This season’s San Jose Sharks have become the toughest sons of bitches to take to the ice in teal in hockey history. Now that the playoffs have arrived, with the Los Angeles Kings coming to town Thursday, it’s time to maintain that blood-in-the-water mentality.

Hopes are high, and reasonably so, that this might finally be the Year of the Shark, when the boys representing the Valley of the Heart’s Delight stop leaving fans heartsick and follow through by putting every opposing player and puck into the back of the net, all the way until Lord Stanley’s Cup is paraded from HP Pavilion to San Pedro Square.

A quick glance at the Sharks’ roster leaves one with the feeling that this cast of characters should be remembered well beyond this season: Douglas Murray, Jamal Mayers and Ben Eager make up a goon squad we hereby declare should be respectfully known as the Three Stooges; Logan Couture, the slick-sticked rookie, is their D’Artagnan; Joe Thornton, a gentle giant for more years than we can remember, has become a Little John unafraid to mix it up; Antti Niemi is Finnish (not that that matters, but he’s a hell of a lot better than that guy we had in goal last year); and Ryane Clowe has returned from injury in the nick of time to lead by example as the baddest badass in a gang of badassery.

Clowe is so cool the Most Interesting Man in the World asks for his autograph. Even better, Clowe says, “No.”

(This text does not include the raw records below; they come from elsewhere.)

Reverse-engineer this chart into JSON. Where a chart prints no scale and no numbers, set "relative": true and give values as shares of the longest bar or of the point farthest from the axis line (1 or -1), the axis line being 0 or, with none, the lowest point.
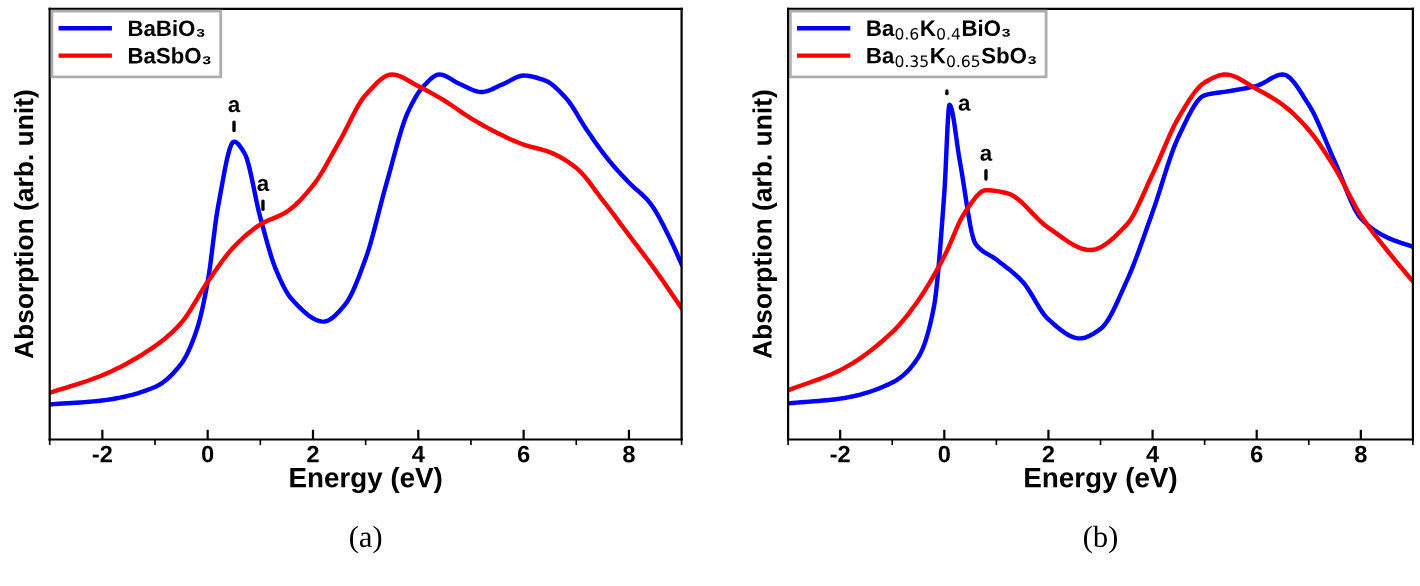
{
  "chart_data": [
    {
      "type": "line",
      "relative": true,
      "xlabel": "Energy (eV)",
      "ylabel": "Absorption (arb. unit)",
      "xlim": [
        -3,
        9
      ],
      "xticks": [
        -2,
        0,
        2,
        4,
        6,
        8
      ],
      "tick_labels": "x",
      "legend": "top left",
      "grid": false,
      "series": [
        {
          "name": "BaBiO₃",
          "color": "#0000ff",
          "x": [
            -3,
            -2,
            -1,
            -0.5,
            -0.2,
            0,
            0.2,
            0.5,
            0.7,
            1.0,
            1.3,
            1.6,
            2.2,
            2.6,
            3.0,
            3.4,
            3.8,
            4.1,
            4.4,
            4.8,
            5.2,
            5.6,
            6.0,
            6.4,
            6.8,
            7.2,
            7.6,
            8.0,
            8.4,
            8.8,
            9.0
          ],
          "values": [
            0.096,
            0.107,
            0.144,
            0.208,
            0.304,
            0.432,
            0.64,
            0.816,
            0.784,
            0.608,
            0.464,
            0.384,
            0.323,
            0.368,
            0.496,
            0.704,
            0.896,
            0.968,
            1.0,
            0.973,
            0.952,
            0.973,
            0.997,
            0.984,
            0.936,
            0.848,
            0.768,
            0.704,
            0.648,
            0.544,
            0.48
          ]
        },
        {
          "name": "BaSbO₃",
          "color": "#ff0000",
          "x": [
            -3,
            -2,
            -1,
            -0.5,
            0,
            0.5,
            1.0,
            1.5,
            2.0,
            2.5,
            3.0,
            3.5,
            4.0,
            4.5,
            5.0,
            5.5,
            6.0,
            6.5,
            7.0,
            7.5,
            8.0,
            8.5,
            9.0
          ],
          "values": [
            0.128,
            0.176,
            0.256,
            0.32,
            0.432,
            0.528,
            0.589,
            0.624,
            0.696,
            0.816,
            0.944,
            1.0,
            0.968,
            0.928,
            0.88,
            0.84,
            0.808,
            0.787,
            0.744,
            0.656,
            0.56,
            0.464,
            0.36
          ]
        }
      ],
      "annotations": [
        {
          "text": "a",
          "x": 0.5,
          "y": 0.816
        },
        {
          "text": "a",
          "x": 1.05,
          "y": 0.6
        },
        "(a)"
      ]
    },
    {
      "type": "line",
      "relative": true,
      "xlabel": "Energy (eV)",
      "ylabel": "Absorption (arb. unit)",
      "xlim": [
        -3,
        9
      ],
      "xticks": [
        -2,
        0,
        2,
        4,
        6,
        8
      ],
      "tick_labels": "x",
      "legend": "top left",
      "grid": false,
      "series": [
        {
          "name": "Ba$_{0.6}$K$_{0.4}$BiO₃",
          "color": "#0000ff",
          "x": [
            -3,
            -2,
            -1,
            -0.5,
            -0.2,
            0,
            0.1,
            0.3,
            0.6,
            1.0,
            1.5,
            2.0,
            2.6,
            3.0,
            3.5,
            4.0,
            4.5,
            5.0,
            5.5,
            6.0,
            6.5,
            7.0,
            7.5,
            8.0,
            8.5,
            9.0
          ],
          "values": [
            0.099,
            0.112,
            0.156,
            0.225,
            0.363,
            0.675,
            0.917,
            0.761,
            0.536,
            0.493,
            0.433,
            0.329,
            0.277,
            0.303,
            0.433,
            0.623,
            0.83,
            0.943,
            0.955,
            0.969,
            1.0,
            0.917,
            0.761,
            0.606,
            0.554,
            0.528
          ]
        },
        {
          "name": "Ba$_{0.35}$K$_{0.65}$SbO₃",
          "color": "#ff0000",
          "x": [
            -3,
            -2,
            -1,
            -0.5,
            0,
            0.4,
            0.8,
            1.2,
            2.0,
            2.8,
            3.5,
            4.0,
            4.5,
            5.0,
            5.4,
            6.0,
            6.5,
            7.0,
            7.5,
            8.0,
            8.5,
            9.0
          ],
          "values": [
            0.135,
            0.19,
            0.294,
            0.381,
            0.502,
            0.623,
            0.683,
            0.675,
            0.58,
            0.519,
            0.588,
            0.727,
            0.882,
            0.978,
            1.0,
            0.96,
            0.917,
            0.848,
            0.744,
            0.614,
            0.519,
            0.433
          ]
        }
      ],
      "annotations": [
        {
          "text": "a",
          "x": 0.05,
          "y": 0.917
        },
        {
          "text": "a",
          "x": 0.8,
          "y": 0.683
        },
        "(b)"
      ]
    }
  ]
}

And yet, the fate of the Sharks will likely rest with the team’s one constant over the last decade: Patrick “Patty Boy” Marleau. If, for the love of God, Marleau actually gets angry and plays with a chip on his shoulder, the Sharks should not only breeze through the first round but find themselves on the brink of greatness.

No team has played better over the second half of the season, and boasting a squad with the biggest NHL average for player size, it might finally be time that the hype lived up to the hope.